MAZDA3 一番上のエンジンと一番下のエンジン池田直渡「週刊モータージャーナル」(3/4 ページ)

» 2019年12月09日 07時00分 公開
[池田直渡ITmedia]

人を「バカ」にするクルマ

 思うのだが、次のクルマに乗って「お前の達観は本物か?」といきなり刃を向けられた。いうまでもなく1.5のガソリンユニットだ。111馬力/6000回転、14.9kgfm/3500回転というスペックは、今の時代正直しょぼい。ところが軽い。ややこしいのだが、軽いというのは実はあまり物理的な話ではなかったりする。ユニット別の最軽量グレードを選んで車両重量を比べてみると、1340キロ(1.5G)、1360キロ(2.0G)、1410キロ(1.8D)、1400キロ(X)という具合で、実はそれほどの差があるわけではない。にも関わらず1.5のドライブ感が圧倒的に軽い。
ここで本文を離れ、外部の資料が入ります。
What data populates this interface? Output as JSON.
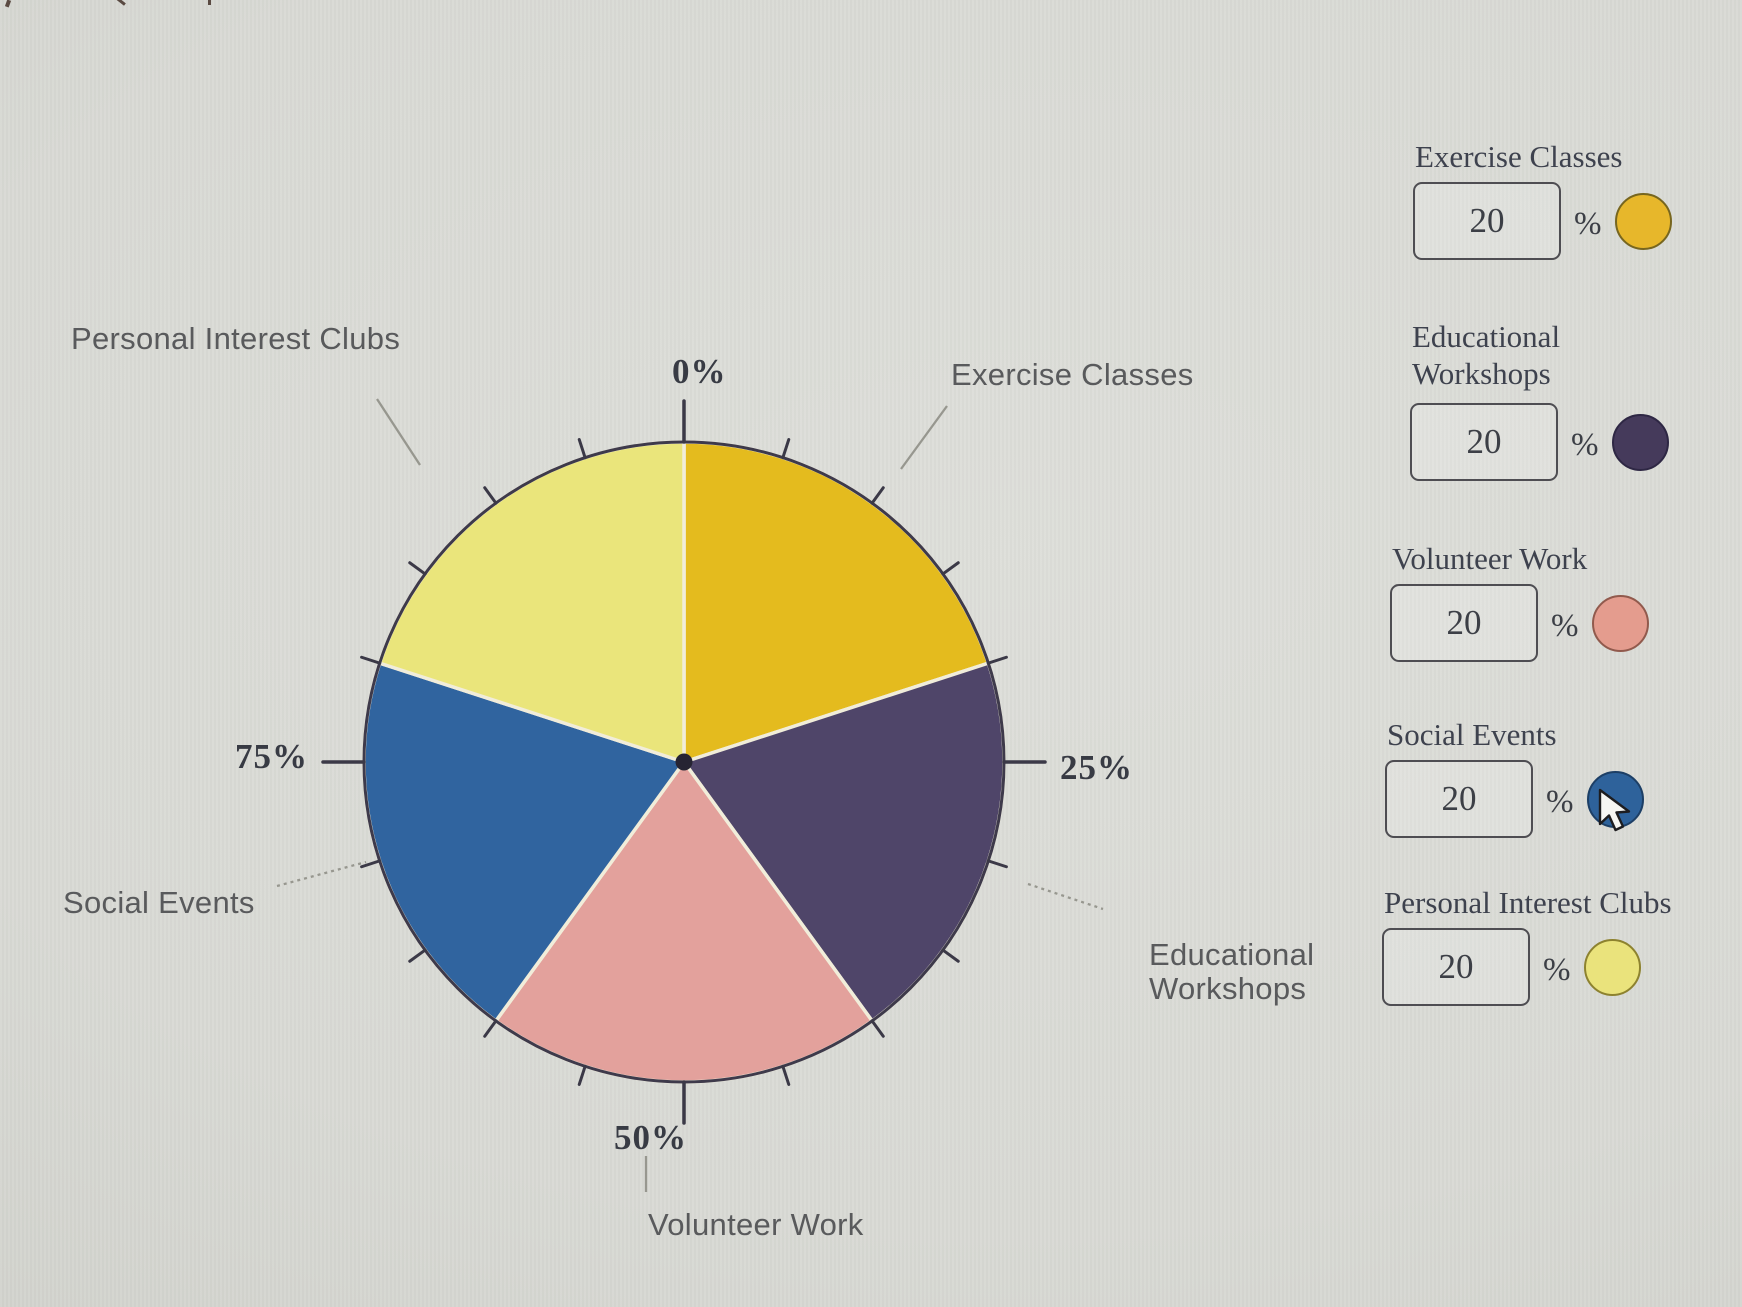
{
  "chart_data": {
    "type": "pie",
    "title": "",
    "categories": [
      "Exercise Classes",
      "Educational Workshops",
      "Volunteer Work",
      "Social Events",
      "Personal Interest Clubs"
    ],
    "values": [
      20,
      20,
      20,
      20,
      20
    ],
    "unit": "%",
    "colors": [
      "#e4bb1e",
      "#4f4569",
      "#e3a19c",
      "#30649f",
      "#eae57b"
    ],
    "start_angle_deg": 0,
    "direction": "clockwise",
    "axis_tick_labels": [
      "0%",
      "25%",
      "50%",
      "75%"
    ],
    "minor_tick_step_percent": 5,
    "divider_color": "#f1edda",
    "outline_color": "#3e3a4b",
    "tick_color": "#3b3947",
    "leader_color": "#97978f"
  },
  "pie_labels": {
    "exercise_classes": "Exercise Classes",
    "educational_workshops": "Educational\nWorkshops",
    "volunteer_work": "Volunteer Work",
    "social_events": "Social Events",
    "personal_interest_clubs": "Personal Interest Clubs"
  },
  "controls": {
    "rows": [
      {
        "label": "Exercise Classes",
        "value": "20",
        "unit": "%",
        "swatch_color": "#e7b72b",
        "swatch_border": "#77661f"
      },
      {
        "label": "Educational\nWorkshops",
        "value": "20",
        "unit": "%",
        "swatch_color": "#453a5b",
        "swatch_border": "#2e2744"
      },
      {
        "label": "Volunteer Work",
        "value": "20",
        "unit": "%",
        "swatch_color": "#e49c8e",
        "swatch_border": "#915a4d"
      },
      {
        "label": "Social Events",
        "value": "20",
        "unit": "%",
        "swatch_color": "#2e629b",
        "swatch_border": "#1d3f66"
      },
      {
        "label": "Personal Interest Clubs",
        "value": "20",
        "unit": "%",
        "swatch_color": "#eae37c",
        "swatch_border": "#8d822f"
      }
    ]
  }
}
 Xが、太いグルーブ感のあるソウルミュージックだとすれば、1.5Gはカーペンターズのように軽やかで明るく楽しい。しかもすっきりしていて、何ともいえない開放感を備えている。しかつめらしく、あれこれチェックするのを忘れて、すっかりドライブを楽しんでしまった。口にこそ出さなかったが心中では「うひょーい」状態。このクルマは人を「バカ」にする。

2年前にドイツで試乗したMAZDA3のプロトタイプ。外観こそ先代のアクセラだが、中身はすでにMAZDA3だった。ただし、当然のことながら各部の完成度は向上している

 いやいやそんなことばかり言っていないで、インプレッションもしなくてはならない。まずエンジンだ。低速トルクはXと比べれば凡庸なのだが、不足は感じない。そこから回転を上げていく過程でのサウンドがいかにも「らしい」感じで気持ちを盛り上げてくれる。もちろん現代の水準でいえば速くはない。けれども運転を楽しむのに必要な加速力は十分に備えている。

 上り勾配ではトルクを補うためにATがギヤを落とすので、回転は結構盛大に上がるし、それをノイジーだと思う人にはノイジーだろうが、ドライバーにとっては気持ち良い。ちなみにXは、そもそもトルクが太く、あまり極端なシフトダウンを行わずに走れる上、エンジンがカプセル構造になっていて遮音のレベルが違うので、はるかに静かである。

 話を戻そう。速度を乗せたところから減速にかけては市販車随一のブレーキフィールを味わえる。スムーズな切り込み感と信頼感を併せ持つステアリングを穏やかに切り込むと、軽い鼻が精密にするりと動いて、軽快なフットワークでコーナーをこなしていく。